Web scraping chemical data with R

Update: These functions have been integrated into the webchem package and the functions removed from the esmisc package!

I recently came across the problem to convert CAS numbers into SMILES and retrieve additional information about the compound.

The are several sources around the web that provide chemical informations, eg. PubChem, ChemSpider and the Chemical Identifier Resolver.

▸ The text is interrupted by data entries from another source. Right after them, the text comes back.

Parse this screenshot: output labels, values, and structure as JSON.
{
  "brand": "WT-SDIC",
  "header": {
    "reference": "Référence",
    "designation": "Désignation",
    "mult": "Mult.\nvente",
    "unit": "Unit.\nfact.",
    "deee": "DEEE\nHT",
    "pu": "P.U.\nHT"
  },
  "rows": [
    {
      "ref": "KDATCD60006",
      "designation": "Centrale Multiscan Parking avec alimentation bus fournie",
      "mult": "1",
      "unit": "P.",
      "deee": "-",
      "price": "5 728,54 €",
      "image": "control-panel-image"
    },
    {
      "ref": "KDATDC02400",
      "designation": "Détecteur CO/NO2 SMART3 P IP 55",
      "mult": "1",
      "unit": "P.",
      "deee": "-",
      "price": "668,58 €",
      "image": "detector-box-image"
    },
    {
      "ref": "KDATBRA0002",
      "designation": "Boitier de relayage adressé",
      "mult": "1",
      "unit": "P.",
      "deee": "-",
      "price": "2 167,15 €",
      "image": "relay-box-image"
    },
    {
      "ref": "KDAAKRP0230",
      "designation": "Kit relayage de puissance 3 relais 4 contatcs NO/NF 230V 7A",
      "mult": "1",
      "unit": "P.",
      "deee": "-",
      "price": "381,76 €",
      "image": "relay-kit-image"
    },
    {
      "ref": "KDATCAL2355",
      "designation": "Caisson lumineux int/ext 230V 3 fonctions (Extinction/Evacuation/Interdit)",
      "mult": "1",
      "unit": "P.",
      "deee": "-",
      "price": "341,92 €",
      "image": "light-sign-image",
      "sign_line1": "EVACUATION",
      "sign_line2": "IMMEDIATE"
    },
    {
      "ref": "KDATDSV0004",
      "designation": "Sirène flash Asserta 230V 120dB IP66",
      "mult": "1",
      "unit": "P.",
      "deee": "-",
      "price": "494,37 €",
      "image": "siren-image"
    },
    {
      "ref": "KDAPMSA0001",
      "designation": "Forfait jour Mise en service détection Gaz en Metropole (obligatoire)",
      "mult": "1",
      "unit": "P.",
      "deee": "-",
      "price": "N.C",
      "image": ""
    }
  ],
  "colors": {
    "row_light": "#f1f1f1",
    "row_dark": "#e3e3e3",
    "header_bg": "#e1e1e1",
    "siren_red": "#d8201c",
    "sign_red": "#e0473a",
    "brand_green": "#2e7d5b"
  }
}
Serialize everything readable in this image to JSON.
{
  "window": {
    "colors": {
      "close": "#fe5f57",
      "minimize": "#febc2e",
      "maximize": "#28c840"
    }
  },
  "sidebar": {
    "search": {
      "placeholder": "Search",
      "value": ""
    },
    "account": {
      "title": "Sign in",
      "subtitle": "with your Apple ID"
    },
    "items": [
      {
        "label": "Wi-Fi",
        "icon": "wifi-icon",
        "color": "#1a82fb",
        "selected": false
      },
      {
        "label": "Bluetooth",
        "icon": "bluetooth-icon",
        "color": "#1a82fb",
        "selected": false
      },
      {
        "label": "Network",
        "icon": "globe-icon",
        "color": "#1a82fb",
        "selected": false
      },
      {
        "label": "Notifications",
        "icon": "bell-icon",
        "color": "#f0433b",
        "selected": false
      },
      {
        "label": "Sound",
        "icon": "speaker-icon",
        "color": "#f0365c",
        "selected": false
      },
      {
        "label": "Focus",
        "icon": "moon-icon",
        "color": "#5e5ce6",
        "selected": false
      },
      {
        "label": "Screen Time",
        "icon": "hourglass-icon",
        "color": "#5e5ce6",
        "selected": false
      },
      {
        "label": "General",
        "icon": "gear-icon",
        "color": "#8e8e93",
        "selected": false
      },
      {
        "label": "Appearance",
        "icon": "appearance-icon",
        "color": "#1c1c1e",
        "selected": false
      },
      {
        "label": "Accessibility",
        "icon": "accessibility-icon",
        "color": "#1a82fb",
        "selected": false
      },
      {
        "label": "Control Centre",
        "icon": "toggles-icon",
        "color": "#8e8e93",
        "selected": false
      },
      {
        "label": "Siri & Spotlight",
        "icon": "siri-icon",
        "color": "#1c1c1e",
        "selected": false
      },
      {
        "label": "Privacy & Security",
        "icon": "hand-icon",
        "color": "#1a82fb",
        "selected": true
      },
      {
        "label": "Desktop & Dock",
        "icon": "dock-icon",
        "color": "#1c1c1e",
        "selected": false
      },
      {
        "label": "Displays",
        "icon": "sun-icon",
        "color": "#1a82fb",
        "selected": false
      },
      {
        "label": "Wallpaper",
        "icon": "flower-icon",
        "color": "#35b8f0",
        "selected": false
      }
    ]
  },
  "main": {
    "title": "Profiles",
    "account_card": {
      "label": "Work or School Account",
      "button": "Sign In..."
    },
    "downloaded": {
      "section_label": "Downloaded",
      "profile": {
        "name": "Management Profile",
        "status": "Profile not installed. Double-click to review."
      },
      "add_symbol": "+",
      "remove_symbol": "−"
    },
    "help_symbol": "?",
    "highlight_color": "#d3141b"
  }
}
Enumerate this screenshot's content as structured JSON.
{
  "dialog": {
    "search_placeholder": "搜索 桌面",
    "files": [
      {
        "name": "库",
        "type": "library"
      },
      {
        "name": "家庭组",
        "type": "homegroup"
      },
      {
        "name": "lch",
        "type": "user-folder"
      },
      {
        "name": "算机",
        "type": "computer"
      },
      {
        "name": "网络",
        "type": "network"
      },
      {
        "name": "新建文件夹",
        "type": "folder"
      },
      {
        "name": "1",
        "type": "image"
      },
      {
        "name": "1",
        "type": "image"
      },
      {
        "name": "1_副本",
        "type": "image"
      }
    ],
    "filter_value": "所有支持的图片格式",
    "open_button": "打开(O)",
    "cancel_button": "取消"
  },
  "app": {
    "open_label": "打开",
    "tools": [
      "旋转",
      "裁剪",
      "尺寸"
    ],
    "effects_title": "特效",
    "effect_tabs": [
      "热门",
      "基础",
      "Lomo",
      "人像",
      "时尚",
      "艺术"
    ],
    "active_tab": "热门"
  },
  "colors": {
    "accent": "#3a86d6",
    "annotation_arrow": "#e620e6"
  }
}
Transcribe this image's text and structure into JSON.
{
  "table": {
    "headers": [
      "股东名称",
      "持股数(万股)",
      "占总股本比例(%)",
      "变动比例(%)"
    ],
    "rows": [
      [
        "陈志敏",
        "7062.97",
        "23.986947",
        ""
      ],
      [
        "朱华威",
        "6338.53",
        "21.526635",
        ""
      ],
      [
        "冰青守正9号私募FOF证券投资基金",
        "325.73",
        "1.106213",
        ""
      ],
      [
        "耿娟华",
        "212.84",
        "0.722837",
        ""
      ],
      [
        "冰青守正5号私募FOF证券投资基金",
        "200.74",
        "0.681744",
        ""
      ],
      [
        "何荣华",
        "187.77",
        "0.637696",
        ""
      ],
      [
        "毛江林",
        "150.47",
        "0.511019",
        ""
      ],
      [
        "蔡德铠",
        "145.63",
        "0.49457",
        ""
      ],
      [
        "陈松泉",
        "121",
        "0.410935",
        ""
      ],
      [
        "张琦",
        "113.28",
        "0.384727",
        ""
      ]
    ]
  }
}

I wrote up some functions to interact from R with these servers. You can find them in my esmisc package:

install.packages('devtools')
require(devtools)
install_github('esmisc', 'EDiLD')
require(esmisc)

These functions are very crude and need some further development (if you want to improve, fork the package!), however, here’s a short summary:

Covert CAS to SMILES

Suppose we have some CAS numbers and want to convert them to SMILES:

casnr <- c("107-06-2", "107-13-1", "319-86-8")
Via Cactus
cactus(casnr, output = 'smiles')
Via ChemSpider

Note, that ChemSpider requires a security token. To obtain a token please register at ChemSpider.

csid <- get_csid(casnr, token = token)
csid_to_smiles(csid, token)
Via PubChem
cid <- get_cid(casnr)
cid_to_smiles(cid)

Retrieve other data from CAS

All these web resources provide additional data. Here is an example retrieving the molecular weights:

Via cactus
cactus(casnr, output = 'mw')
Via ChemSpider
csid_to_ext(csid, token)$MolecularWeight
Via Pubchem
cid_to_ext(cid)$mw

ChemSpider and PubChem return the same values, however the results from cactus are slightly different.

Retrieve partitioning coefficients

Partition coefficients are another useful property. LOGKOW is a databank that contains experimental data, retrieved from the literature, on over 20,000 organic compounds.

get_kow() extracts the ‘Recommended values’ for a given CAS:

get_kow(casnr)

This function is very crude. For example, it returns only the first hit if multiple hits are found in the database - a better way would be to ask for user input, as we did the taxize package.

Outlook

Currently I have no time to extensively develop these functions. I would be happy if someone picks up this work - it’s fairly easy: just fork the repo and start.

In future this could be turned into a ROpenSci package as it is within their scope.

Written on July 9, 2014